Pembahasan mengenai fiqh
dan uşūl fiqh tidak dapat terpisahkan dengan kaidah-kaidah yang mendasari pembahasan
tersebut, baik sebagai suatu metodologi yang menuju pada proses interpretasi naş,
atau pun sebagai dasar pijakan yang membangun suatu pemahaman dan mendasari
penerapan nilai-nilai fiqh tersebut. Di antara sekian banyak kaidah dalam
wacana ilmu fiqh, terdapat kaidah-kaidah pokok yang mendasarinya, misalnya: al-Qawā’id
al-Uşūliyyah, al-Qawā’id al-Fiqhiyyah, dan al-Ḍawābiţ al-Fiqhiyyah. Namun, sebelum
membahas lebih jauh tentang perbedaan dari ketiga kaidah tersebut, terlebih
dahulu kami memaparkan beberapa istilah yang sering muncul dalam pembahasan
ini, yaitu istilah fiqh dan uşūl fiqh, sehingga tidak terjadi kerancuan dalam
memahami kedua istilah tersebut.
Al-Fiqh
Fiqh ( الْفِقْهُ
) menurut bahasa merupakan
bentuk maşdar dari kata kerja فَقِهَ -
يَفْقَهُ yang
artinya: الْفَهْمُ “faham”, atau dalam istilah Abū Zahrah artinya:
الْفَهْمُ
الْعَمِيْقُ “pemahaman
yang mendalam”.[1]
Dan menurut al-Jurjānī artinya: عِبَارَةٌ
عَنْ فَهْمِ غَرْضِ الْمُتَكَلِّمِ مِنْ كَلاَمِهِ “suatu
pemahaman tentang maksud mutakallim (pembicara) dari perkataannya”.[2]

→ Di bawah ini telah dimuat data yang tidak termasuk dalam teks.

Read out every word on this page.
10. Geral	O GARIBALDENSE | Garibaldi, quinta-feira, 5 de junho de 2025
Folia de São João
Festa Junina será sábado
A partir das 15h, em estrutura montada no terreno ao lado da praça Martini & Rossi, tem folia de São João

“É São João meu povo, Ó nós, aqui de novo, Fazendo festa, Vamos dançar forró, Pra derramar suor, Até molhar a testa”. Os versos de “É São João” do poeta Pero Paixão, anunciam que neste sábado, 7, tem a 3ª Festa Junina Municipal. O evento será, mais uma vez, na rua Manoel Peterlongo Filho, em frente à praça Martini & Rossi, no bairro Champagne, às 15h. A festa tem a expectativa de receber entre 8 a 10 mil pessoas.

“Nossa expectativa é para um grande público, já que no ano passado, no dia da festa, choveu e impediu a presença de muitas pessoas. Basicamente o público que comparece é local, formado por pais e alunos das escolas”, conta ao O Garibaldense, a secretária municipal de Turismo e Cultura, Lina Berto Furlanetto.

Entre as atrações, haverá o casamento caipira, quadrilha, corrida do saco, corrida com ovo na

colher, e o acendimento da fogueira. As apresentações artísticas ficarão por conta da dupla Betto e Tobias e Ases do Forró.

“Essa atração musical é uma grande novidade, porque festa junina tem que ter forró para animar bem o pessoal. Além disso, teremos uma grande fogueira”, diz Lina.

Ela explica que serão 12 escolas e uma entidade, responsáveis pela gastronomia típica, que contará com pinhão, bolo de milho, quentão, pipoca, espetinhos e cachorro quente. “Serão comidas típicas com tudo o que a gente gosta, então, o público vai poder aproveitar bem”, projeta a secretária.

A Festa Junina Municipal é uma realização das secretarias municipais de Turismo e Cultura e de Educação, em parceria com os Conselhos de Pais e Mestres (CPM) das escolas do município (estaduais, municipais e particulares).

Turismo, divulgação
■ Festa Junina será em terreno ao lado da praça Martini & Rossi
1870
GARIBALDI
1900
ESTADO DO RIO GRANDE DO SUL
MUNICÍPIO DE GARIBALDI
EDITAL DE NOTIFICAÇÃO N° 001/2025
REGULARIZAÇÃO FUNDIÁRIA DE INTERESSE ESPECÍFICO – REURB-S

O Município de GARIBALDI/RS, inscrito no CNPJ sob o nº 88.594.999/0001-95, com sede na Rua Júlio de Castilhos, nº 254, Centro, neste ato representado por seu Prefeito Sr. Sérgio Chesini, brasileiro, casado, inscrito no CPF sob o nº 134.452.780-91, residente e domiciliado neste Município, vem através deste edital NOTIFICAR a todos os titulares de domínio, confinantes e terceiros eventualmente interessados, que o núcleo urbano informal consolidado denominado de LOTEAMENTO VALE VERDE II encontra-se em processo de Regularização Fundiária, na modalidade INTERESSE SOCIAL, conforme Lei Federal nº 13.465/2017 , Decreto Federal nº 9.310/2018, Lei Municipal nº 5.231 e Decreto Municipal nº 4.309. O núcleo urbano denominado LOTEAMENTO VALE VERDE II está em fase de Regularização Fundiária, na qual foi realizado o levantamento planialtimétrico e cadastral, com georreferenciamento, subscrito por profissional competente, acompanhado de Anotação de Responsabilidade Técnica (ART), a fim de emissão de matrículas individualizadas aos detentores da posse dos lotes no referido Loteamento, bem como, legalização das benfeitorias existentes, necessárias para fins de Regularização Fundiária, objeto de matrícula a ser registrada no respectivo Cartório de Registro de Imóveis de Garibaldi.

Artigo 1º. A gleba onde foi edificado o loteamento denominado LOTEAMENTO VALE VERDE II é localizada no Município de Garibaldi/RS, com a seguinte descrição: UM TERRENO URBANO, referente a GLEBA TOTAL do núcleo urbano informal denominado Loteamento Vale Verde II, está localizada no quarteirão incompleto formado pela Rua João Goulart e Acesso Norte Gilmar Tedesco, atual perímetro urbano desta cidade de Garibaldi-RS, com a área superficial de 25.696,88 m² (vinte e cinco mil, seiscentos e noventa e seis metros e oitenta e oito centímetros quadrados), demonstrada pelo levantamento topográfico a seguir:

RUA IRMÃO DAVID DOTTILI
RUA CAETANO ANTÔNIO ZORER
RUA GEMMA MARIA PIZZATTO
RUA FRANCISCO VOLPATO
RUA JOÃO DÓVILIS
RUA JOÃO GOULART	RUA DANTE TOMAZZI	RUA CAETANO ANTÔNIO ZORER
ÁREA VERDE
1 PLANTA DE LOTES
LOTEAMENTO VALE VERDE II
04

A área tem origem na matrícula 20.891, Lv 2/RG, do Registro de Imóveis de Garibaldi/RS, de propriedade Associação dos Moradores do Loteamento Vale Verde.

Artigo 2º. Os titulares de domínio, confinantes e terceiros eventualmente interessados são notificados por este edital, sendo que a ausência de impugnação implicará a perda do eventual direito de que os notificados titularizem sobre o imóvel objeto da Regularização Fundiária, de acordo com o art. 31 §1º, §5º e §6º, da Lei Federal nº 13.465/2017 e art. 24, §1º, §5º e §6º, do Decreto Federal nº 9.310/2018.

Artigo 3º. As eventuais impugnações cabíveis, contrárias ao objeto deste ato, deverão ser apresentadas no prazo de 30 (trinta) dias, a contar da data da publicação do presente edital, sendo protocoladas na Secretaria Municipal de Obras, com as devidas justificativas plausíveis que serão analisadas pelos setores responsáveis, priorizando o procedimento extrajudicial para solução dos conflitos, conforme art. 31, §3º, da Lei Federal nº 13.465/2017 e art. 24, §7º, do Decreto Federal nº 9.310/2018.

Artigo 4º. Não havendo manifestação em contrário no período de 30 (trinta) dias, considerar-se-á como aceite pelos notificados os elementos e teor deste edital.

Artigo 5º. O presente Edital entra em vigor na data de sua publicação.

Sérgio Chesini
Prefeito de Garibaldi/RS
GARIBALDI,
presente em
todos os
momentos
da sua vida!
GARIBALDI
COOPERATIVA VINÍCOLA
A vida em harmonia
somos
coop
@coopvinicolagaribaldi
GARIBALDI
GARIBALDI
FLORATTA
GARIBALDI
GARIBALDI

Allah SWT berfirman dalam al-Qur’ān, yang berbunyi:
“Dan lepaskanlah kekakuan dari lidahku, supaya mereka mengerti
perkataanku”.(QS. Ţāhā (20):27-28).[3]
“… Maka mengapa
orang-orang itu (orang munafik) hampir-hampir tidak memahami pembicaraan
sedikitpun”.(QS. Al-Nisā’ (4):78).[4]
Adapun dalam istilah para fuqahā’, maka definisi fiqh adalah: الْعِلْمُ
بِأَحْكَامِ الأَفْعَالِ الشَّرْعِيَّةِ “ilmu tentang hukum-hukum perbuatan yang bersifat syar’ī”. Seperti: halal dan haram, sah dan tidaknya, dan lain sebagainya, sehingga
penyebutan bagi seorang yang faqīh (ahli dalam bidang fiqh) tidak dapat disandarkan kepada ahli Kalām, ahli Tafsīr, ahli Ḥadīś, dan semisalnya.[6] Walaupun demikian, dalam penerapannya istilah faqīh terkadang disandarkan kepada siapa saja yang memiliki keahlian dalam suatu
bidang tertentu yang berkaitan dengan al’ulūm al-Islāmiyyah.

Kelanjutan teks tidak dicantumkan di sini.